Mais l’histoire ne s’arrête pas à la clôture – susse été bien trop simple – non parce qu’on aime bien quand c’est bien compliqué et puis qu’il y a plein de doutes et de suspicion. Première chose que l’on notera c’est que les indices américains ont curieusement accéléré UNE HEURE avant l’annonce de Trump sur le dégel chinois. Comme à chaque fois que le Président annonce un truc bullish, le marché monte avant qu’il parle. Un peu comme si pendant qu’il rédige son communiqué de presse, il y a quelqu’un qui fait du shopping parce qu’il mieux placé dans la chaîne d’information. Ça pue le délit d’initié à plein nez, mais le gars de la SEC qui a été mis en place par Trump à l’air d’être sourd, aveugle, muet et accessoirement, complètement con. Ou alors, c’est lui qui achète perso…

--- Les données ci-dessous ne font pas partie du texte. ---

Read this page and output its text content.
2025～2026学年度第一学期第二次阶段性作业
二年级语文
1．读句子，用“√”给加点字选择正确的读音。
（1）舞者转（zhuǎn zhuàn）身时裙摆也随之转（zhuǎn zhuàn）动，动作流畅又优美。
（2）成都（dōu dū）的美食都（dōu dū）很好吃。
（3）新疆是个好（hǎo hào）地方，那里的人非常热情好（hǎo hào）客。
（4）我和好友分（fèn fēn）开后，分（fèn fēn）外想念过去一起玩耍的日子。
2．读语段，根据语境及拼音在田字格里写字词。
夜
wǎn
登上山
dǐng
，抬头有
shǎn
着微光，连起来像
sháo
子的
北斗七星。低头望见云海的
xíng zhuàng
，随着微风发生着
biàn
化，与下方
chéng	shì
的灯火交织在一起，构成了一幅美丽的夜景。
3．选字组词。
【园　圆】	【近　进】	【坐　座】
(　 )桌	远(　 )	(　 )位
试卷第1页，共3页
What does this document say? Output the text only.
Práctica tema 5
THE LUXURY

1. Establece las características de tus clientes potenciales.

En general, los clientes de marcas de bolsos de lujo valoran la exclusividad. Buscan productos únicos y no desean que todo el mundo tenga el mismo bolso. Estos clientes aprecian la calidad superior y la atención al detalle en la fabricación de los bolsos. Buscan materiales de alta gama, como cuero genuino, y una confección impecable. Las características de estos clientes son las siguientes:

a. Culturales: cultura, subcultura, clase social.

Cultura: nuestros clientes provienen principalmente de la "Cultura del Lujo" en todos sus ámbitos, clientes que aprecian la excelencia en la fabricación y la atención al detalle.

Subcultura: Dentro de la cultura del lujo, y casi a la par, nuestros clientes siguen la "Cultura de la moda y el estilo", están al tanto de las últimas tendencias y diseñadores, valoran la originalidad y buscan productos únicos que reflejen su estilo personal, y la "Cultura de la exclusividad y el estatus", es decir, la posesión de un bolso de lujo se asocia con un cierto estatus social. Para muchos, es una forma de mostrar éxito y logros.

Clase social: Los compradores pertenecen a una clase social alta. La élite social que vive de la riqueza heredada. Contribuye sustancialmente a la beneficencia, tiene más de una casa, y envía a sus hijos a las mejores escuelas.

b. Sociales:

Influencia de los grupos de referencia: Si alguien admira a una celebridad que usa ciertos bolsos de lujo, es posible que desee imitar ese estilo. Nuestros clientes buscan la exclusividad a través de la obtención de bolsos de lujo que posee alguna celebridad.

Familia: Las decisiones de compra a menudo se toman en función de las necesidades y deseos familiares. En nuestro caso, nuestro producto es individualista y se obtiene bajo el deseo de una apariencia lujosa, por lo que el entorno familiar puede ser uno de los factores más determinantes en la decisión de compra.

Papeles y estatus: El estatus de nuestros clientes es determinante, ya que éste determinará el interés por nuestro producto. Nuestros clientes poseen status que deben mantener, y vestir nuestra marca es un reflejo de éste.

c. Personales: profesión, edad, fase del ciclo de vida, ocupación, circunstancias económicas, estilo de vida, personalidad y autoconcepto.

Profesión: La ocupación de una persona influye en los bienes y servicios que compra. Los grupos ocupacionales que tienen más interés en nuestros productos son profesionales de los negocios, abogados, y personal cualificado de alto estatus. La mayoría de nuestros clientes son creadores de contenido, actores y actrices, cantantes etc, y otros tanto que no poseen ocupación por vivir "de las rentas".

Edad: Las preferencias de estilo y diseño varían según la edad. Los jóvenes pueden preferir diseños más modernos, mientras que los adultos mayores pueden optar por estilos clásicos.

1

Bref, une fois de plus, il y en a qui ont dû finir la soirée au Dom Pérignon même si c’est 100% plus cher qu’il y a deux mois. Et puis l’autre « truc » qui est super drôle, c’est qu’une fois l’annonce de Trump faite, les Chinois ont immédiatement déclaré qu’ils n’étaient pas au courant qu’ils étaient en train de négocier… Et depuis Trump et Bessent s’énervent sur CNBC, CNN et Pif Gadget pour nous expliquer que « si, si, ils parlent bien avec des Chinois et que pour l’instant c’est secret mais que quand un deal sera signé on dira tout… » – Si ça se trouve, les gars sont allés bouffer au Tigre qui Mijote, succursale du Panda Gourmand de Pékin, mais à Washington, et comme le patron est chinois, ils pensent qu’ils négocient avec une délégation de Xi-Jinping. Enfin, quoi qu’il en soit, les indices US ont pris 2% sur le S&P qui ressort de la zone de correction et 2.74% sur le Nasdaq et puis les Chinois et les Américains parlent – jusqu’à preuve du contraire. Pour l’instant on veut bien croire que ça va bien se passer.

En Asie, justement…

Les marchés asiatiques sont en train de finir la semaine en beauté, surtout grâce aux techs qui ont suivi le feu d’artifice à Wall Street après les super résultats d’Alphabet (Google pour les intimes). Le Japon a carrément survolé la séance : malgré un CPI qui est un poil trop fort pour les connaisseurs, mais les investisseurs ont préféré s’accrocher à l’espoir de discussions commerciales positives avec les US, plutôt que de flipper sur une Banque du Japon plus agressive. Bref, tout le monde a suivi le train de Wall Street, qui a terminé en fanfare hier soir, porté par l’enthousiasme autour d’un éventuel dégel et par des petits signaux de la Fed qui laisse entendre qu’elle pourrait continuer à couper les taux si cela s’avérait nécessaire (et quand on voit certains chiffres, on peut se dire que ça va bientôt être nécessaire). En gros : tout va bien, jusqu’à ce que ça n’aille plus. Le Nikkei est en hausse de plus de 2%, le Hang Seng avance de 1.36% et la Chine progresse de 0.15%. Le pétrole est à 63.21$ avec toujours un fort biais vis-à-vis des discussions avec l’Iran qui sont compliquées, surtout entre Iran et US. Tu m’étonnes, quelle surprise. L’or est à 3’332$ et le Bitcoin se traite à 93’200$.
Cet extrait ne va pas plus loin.